Nor should you think little of the effort it must take to perform on stage for hours at a time without serious medical events sprouting like ear hairs.
This was proven by myself on the dance floor, and reinforced shortly thereafter by Greg the yellow Wiggle, who died on (the side of the ) stage at a "reunion" charity fundraiser for the Australian bushfires.
His death was fortunately temporary, thanks to a nurse in the audience who started CPR while the rest of the Wiggles sang Wake up Greg, citing how well it had worked with Jeff in the past.
No, I jest — in reality, they returned to the stage and performed Hot Potato while the lifesaving work commenced side of stage, which shows the level of commitment past stars presumably have to demonstrate for a crowd to be satisfied with their modern-day performances.
It just isn't easy on the body like it used to be.
Review: Billy Idol left Auckland wanting more, more, more
There are reasons we don't have "all-time greats" rugby matches, where we cobble together a rehash of, say, the 1987 All Blacks for an old times' sake match against another pack of almost 60-year-old men.
For a start the medical bills would outweigh the ticket sales, and because — as they're well aware themselves — their greatest moments on the field are in the past.
And they were some fantastic moments as well, but to purse your lips, lower your brow and ponder why David Kirk can no longer break three tackles to score in a World Cup final is as wise as to ponder why Billy Idol can no longer tear a stage apart.
Some things remain unchanged though: he's still a heartthrob, having given away free tickets for his Australian shows to emergency personnel who have been fighting fires, and auctioning off meet and greet opportunities to raise funds for bushfire relief charities.
At the wedding, I pondered the correct balance of past, present, and future.
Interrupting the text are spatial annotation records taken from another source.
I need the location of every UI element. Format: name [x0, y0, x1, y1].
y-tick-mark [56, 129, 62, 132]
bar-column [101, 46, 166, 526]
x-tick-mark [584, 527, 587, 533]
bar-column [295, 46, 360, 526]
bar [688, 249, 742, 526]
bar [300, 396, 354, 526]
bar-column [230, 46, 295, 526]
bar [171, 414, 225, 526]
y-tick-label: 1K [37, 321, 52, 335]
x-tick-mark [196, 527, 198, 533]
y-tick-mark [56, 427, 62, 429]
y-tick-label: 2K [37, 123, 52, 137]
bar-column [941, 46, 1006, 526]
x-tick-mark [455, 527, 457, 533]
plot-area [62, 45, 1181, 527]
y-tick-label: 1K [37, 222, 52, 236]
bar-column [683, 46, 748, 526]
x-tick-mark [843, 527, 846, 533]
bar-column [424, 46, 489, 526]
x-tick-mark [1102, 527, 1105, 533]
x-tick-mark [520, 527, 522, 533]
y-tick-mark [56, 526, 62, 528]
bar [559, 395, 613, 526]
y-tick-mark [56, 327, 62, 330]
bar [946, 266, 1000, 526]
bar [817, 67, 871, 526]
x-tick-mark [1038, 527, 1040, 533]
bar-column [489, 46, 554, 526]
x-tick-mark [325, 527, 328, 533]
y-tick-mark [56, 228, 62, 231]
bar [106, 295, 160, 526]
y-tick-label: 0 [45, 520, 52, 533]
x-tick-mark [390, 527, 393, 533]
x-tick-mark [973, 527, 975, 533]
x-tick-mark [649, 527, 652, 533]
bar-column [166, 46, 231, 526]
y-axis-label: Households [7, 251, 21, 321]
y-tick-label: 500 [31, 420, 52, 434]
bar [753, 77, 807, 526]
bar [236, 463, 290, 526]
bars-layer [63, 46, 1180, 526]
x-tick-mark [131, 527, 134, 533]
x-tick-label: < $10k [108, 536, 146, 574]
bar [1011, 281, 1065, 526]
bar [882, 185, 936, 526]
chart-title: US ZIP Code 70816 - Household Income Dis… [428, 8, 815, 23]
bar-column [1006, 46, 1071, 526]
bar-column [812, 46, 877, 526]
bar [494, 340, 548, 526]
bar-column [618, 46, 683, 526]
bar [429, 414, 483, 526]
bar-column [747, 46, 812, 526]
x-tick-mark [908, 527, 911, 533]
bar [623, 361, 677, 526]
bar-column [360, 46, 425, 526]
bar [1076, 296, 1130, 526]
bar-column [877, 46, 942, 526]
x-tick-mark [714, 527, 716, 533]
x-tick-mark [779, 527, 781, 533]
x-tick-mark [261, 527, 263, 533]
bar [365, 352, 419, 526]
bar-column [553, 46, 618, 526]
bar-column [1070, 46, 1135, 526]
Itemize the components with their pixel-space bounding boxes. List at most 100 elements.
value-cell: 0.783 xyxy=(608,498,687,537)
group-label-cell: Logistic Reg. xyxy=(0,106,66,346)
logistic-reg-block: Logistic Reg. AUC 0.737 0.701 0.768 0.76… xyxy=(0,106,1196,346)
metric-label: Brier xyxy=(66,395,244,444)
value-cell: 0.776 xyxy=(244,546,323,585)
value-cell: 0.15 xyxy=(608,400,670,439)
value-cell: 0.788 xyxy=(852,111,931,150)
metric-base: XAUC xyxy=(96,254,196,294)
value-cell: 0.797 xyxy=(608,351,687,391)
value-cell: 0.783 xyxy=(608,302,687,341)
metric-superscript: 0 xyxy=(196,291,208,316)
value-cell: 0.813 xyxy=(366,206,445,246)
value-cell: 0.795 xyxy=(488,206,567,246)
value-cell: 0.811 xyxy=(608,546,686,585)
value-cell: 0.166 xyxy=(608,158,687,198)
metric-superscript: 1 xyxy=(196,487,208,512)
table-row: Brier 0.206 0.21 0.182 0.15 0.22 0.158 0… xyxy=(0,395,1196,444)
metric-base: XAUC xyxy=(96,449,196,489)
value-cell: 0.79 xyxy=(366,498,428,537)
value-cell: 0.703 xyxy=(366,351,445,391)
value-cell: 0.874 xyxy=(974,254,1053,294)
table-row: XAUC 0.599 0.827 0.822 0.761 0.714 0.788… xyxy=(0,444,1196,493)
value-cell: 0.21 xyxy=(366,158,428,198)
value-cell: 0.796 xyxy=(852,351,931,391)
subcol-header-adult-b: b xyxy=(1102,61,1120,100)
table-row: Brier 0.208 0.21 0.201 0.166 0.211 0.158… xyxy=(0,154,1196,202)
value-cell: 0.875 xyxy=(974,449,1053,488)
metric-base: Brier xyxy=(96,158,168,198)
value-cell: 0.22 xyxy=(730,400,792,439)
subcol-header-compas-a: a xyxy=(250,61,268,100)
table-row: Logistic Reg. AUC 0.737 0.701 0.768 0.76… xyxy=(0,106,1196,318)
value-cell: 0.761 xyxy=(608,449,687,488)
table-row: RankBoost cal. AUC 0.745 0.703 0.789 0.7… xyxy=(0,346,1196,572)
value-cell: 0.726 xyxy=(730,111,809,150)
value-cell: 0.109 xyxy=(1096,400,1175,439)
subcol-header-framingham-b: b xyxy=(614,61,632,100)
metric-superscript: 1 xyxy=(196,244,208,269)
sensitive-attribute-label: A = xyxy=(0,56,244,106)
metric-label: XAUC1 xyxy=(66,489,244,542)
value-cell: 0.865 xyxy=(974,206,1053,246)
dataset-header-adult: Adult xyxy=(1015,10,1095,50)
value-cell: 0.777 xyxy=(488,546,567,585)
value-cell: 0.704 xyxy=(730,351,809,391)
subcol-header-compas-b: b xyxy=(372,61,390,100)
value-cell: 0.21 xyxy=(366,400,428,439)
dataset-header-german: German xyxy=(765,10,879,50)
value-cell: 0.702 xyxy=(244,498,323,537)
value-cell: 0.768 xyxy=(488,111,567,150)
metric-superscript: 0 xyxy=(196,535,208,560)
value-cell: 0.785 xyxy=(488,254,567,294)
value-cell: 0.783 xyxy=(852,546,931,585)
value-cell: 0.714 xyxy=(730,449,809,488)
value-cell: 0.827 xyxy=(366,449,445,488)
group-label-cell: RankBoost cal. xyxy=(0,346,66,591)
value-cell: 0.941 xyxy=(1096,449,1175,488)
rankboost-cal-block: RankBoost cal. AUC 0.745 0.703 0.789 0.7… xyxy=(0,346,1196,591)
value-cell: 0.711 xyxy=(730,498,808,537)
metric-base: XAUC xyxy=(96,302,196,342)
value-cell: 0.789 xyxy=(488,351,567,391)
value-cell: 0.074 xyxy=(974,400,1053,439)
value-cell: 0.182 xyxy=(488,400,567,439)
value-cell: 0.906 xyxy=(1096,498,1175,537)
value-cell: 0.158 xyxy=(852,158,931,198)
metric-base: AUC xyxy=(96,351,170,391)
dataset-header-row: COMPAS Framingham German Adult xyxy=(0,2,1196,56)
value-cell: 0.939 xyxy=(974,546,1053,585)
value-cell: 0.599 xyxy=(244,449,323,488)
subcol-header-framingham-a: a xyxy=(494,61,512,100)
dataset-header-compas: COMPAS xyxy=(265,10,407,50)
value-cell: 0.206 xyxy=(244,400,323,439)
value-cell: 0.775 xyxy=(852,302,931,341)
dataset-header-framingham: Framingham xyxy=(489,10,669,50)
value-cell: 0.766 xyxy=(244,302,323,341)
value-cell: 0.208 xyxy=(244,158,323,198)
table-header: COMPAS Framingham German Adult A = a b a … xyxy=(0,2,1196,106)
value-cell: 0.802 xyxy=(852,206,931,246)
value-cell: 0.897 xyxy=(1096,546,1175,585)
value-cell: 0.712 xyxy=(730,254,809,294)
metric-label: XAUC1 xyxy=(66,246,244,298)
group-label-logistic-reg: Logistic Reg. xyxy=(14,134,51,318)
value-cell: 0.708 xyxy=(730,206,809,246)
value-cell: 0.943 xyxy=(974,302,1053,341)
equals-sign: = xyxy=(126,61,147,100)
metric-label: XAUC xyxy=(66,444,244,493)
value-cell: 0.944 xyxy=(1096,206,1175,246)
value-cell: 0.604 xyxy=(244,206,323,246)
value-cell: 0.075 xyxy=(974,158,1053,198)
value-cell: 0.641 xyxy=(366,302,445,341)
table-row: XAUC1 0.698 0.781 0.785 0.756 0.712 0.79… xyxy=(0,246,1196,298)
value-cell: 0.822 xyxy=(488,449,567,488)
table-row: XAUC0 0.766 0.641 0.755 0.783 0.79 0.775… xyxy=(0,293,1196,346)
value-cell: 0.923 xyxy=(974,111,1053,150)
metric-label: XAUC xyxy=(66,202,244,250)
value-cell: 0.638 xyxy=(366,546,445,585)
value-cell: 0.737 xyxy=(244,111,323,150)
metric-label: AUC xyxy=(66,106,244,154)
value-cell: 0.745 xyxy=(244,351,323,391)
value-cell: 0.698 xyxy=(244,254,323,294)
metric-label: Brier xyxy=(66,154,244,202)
The celebrant told the story of how the adoring couple met, while the bride and groom talked of a future together.
The best man gave a brilliant speech, without the customary embarrassing stories of the past, while the groom spoke of how he felt in that moment.
The DJ played hits spanning decades.
Multiple generations crowded in for a photo of the day, after the bride and groom had their shots taken.
Everything in balance as it should be, with a mix of past, present and future. Best not to fixate on the past, least of all criticise in comparison.
My money is on the fact that in 40 years time, the groom won't pick up the frame from his dresser, turn to his wife, point at the wedding day photo and say "jeez, you used to be so good-looking".